We Made a Microscope (!) and Did Something Super Cool

This is one of my favorite stories: Our M. Mitchell Smith built an amazingly powerful microscope, piece by piece, and now he and collaborator Dean H. Kedes have used it to reveal how a cancer-causing virus attaches itself to our DNA. That knowledge could let scientists figure out how to flush the virus — and others like it — from our bodies. In short, that could mean a cure for incurable viral infections such as HPV (human papillomavirus) and Epstein-Barr.

I love everything about this story. I love that Mitch Smith saw a microscope like this and decided to make his own, even though he’s trained as a molecular geneticist and not as an optical physicist. I love that he’s spent years quietly working on it. And I love that he and Dean Kedes have used it for such incredible work.

I even love the warning sign that lights up outside the room, which you can see here:

Danger, laser on! A warning sign cautions people not to enter the room when the microscope is on.
Danger, laser on! A warning sign cautions people not to enter the room when the microscope is on.

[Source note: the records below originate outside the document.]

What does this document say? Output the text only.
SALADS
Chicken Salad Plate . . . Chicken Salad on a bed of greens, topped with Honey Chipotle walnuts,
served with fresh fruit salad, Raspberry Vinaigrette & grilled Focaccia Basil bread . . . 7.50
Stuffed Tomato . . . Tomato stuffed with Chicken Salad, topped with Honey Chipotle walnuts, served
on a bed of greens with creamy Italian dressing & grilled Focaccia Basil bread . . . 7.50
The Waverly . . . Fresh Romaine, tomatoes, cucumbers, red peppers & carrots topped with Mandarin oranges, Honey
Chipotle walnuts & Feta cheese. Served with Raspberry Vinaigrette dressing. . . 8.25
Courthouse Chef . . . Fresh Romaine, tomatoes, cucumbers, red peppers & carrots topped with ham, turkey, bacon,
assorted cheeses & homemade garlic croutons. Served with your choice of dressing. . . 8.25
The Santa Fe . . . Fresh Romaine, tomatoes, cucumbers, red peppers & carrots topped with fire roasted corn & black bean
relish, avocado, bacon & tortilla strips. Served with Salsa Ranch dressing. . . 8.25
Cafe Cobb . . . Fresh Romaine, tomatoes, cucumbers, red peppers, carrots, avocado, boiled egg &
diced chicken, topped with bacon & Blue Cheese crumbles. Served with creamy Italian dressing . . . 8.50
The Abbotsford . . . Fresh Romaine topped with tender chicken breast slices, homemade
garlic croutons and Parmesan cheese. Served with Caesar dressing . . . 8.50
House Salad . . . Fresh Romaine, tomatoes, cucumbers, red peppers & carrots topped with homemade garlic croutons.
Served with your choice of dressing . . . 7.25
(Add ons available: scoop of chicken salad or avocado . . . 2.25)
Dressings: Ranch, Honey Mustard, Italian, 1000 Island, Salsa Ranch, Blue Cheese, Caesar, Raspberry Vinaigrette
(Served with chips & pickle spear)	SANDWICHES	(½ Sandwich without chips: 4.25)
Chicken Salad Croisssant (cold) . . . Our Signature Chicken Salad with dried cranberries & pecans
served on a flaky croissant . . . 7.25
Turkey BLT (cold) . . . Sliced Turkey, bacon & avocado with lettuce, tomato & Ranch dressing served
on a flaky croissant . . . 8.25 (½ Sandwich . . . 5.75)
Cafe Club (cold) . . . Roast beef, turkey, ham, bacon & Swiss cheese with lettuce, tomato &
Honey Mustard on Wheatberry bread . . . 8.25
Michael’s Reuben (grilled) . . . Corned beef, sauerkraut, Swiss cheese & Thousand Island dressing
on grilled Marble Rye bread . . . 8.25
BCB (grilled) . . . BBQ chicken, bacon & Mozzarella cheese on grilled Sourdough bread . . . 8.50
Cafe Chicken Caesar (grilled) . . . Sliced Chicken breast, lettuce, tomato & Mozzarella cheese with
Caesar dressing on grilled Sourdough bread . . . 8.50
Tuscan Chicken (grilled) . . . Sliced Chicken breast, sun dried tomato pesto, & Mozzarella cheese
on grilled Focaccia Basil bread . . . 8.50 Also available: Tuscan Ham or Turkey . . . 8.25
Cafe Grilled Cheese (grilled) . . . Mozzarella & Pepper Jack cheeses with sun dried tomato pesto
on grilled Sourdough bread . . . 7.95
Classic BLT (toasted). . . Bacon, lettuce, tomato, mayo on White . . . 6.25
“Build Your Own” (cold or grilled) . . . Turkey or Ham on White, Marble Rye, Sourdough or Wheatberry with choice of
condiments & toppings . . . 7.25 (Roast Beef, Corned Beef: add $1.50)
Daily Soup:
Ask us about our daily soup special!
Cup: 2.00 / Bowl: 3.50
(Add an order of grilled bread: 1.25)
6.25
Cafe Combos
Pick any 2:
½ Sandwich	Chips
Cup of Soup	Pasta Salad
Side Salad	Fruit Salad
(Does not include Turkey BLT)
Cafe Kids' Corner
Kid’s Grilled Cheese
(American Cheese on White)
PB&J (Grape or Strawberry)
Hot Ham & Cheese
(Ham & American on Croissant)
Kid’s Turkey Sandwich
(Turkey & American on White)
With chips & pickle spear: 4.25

To reveal the viral “tether,” the researchers used fluorescent antibodies to mark individual molecules and then recorded their location in space. They then combined the resulting images to reveal an outline of the shape, like you might discern the shape of a building at night by its lights. But I also like the poetry of how Dr. Smith described it at one point:  “We have to put the the image together like Seurat, one dot at a time.”

This work, to me, embodies the ideals of the UVA School of Medicine: enterprise, innovation, self-reliance and bold exploration. And it’s just plain cool.